Recently, the production of value-added chemicals through microbial biotransformation has gained increasing attention, and selecting a suitable microorganism is key when developing an economically feasible bioprocess. In the present study, the yeasts C. tropicalis and S. cerevisiae and the co-culture of both grown in SCBHM were compared for biomass yield, ethanol, PDC activity, and PAC production. From the results, the co-culture of C. tropicalis and S. cerevisiae was found to be the preferred biocatalyst for PAC production.

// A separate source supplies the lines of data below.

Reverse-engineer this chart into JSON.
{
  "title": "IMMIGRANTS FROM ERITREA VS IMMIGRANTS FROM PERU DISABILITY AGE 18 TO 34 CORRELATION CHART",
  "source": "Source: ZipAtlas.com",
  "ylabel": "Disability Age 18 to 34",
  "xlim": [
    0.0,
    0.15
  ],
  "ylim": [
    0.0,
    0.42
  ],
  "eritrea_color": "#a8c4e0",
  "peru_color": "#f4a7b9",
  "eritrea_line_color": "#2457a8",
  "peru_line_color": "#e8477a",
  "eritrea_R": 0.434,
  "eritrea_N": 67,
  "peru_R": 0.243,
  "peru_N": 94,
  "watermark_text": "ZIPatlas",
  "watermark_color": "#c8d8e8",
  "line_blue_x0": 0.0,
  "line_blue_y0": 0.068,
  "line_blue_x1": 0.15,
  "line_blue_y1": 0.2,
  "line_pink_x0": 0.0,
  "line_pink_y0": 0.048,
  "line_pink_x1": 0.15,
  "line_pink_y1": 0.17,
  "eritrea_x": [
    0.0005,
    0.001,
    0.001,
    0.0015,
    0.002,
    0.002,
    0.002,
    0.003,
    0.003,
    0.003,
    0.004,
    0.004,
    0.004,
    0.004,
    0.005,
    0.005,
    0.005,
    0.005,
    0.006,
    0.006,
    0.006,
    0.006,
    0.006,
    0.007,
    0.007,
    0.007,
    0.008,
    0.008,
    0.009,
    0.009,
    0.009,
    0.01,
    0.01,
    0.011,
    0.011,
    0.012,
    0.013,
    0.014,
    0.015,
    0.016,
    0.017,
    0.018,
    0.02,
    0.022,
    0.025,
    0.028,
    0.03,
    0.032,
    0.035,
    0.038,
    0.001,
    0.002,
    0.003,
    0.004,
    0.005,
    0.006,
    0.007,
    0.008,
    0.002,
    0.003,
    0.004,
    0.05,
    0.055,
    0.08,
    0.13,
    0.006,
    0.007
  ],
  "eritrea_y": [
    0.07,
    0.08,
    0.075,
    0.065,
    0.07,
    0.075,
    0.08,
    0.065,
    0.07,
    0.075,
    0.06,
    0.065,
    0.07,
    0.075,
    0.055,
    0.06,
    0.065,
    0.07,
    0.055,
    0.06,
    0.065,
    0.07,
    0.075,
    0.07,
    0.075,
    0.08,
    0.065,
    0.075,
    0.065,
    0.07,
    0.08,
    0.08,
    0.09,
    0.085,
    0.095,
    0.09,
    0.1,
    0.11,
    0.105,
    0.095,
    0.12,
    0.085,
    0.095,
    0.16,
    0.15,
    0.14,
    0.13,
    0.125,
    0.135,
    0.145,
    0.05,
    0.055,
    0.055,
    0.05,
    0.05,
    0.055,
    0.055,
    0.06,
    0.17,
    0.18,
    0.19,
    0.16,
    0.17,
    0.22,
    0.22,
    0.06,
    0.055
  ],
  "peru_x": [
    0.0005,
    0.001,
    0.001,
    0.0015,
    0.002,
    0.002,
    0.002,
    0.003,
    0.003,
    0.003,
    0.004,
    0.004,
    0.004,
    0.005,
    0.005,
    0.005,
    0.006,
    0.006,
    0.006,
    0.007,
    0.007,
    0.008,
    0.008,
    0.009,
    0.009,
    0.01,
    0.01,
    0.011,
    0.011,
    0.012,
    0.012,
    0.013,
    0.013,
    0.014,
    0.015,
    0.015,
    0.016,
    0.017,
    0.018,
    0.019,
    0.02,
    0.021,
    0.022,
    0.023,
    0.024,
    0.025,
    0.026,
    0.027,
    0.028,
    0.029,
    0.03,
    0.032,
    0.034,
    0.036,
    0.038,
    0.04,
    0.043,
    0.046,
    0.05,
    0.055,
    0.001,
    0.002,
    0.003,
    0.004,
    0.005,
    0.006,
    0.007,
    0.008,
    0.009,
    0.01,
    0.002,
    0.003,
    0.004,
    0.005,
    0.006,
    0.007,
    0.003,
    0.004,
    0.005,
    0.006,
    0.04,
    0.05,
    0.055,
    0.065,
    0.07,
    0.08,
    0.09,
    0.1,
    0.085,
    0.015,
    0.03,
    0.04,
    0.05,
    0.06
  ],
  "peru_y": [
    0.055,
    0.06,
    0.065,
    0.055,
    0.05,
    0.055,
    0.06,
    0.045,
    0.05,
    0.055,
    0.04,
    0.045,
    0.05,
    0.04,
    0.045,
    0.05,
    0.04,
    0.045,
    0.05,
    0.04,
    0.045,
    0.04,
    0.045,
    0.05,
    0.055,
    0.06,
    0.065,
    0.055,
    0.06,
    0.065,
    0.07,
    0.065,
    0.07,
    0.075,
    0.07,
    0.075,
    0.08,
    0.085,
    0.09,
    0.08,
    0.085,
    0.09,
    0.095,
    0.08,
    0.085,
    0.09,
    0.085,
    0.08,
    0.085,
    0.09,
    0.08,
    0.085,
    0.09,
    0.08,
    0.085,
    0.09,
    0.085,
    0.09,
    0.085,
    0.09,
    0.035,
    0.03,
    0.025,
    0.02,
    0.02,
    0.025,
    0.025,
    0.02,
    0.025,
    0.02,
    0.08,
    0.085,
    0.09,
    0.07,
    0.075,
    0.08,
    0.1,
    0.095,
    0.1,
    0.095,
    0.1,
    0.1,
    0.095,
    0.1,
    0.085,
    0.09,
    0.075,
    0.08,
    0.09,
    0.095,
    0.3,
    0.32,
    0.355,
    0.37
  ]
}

From the large-scale experiments carried out in a 100 L bioreactor, it was concluded that the co-culture of C. tropicalis and S. cerevisiae produced the optimal amount of ethanol and PDC activity at 48 and 60 h, respectively. Biotransformation studies with 60 h frozen–thawed whole cells as the catalyst and an initial [Pyr]/[Bz] of 120/100 mM as the substrates using the two-phase emulsion system produced a 1.46-fold higher amount of PAC when compared to the single-phase emulsion system under the same conditions. This observation may reveal further opportunities for developing an appropriate emulsion system for the large-scale production of PAC. Parallelly, the cost analysis showed that the production cost for PAC could be greatly decreased through the multi-pass system of the organic phase in the two-phase emulsion biotransformation system.

In a nutshell, the present study demonstrates that the co-culture of C. tropicalis and S. cerevisiae can make a good starter in the conversion process of lignocellulosic residues, such as SCB, into ethanol and PAC, with the potential for commercial realization.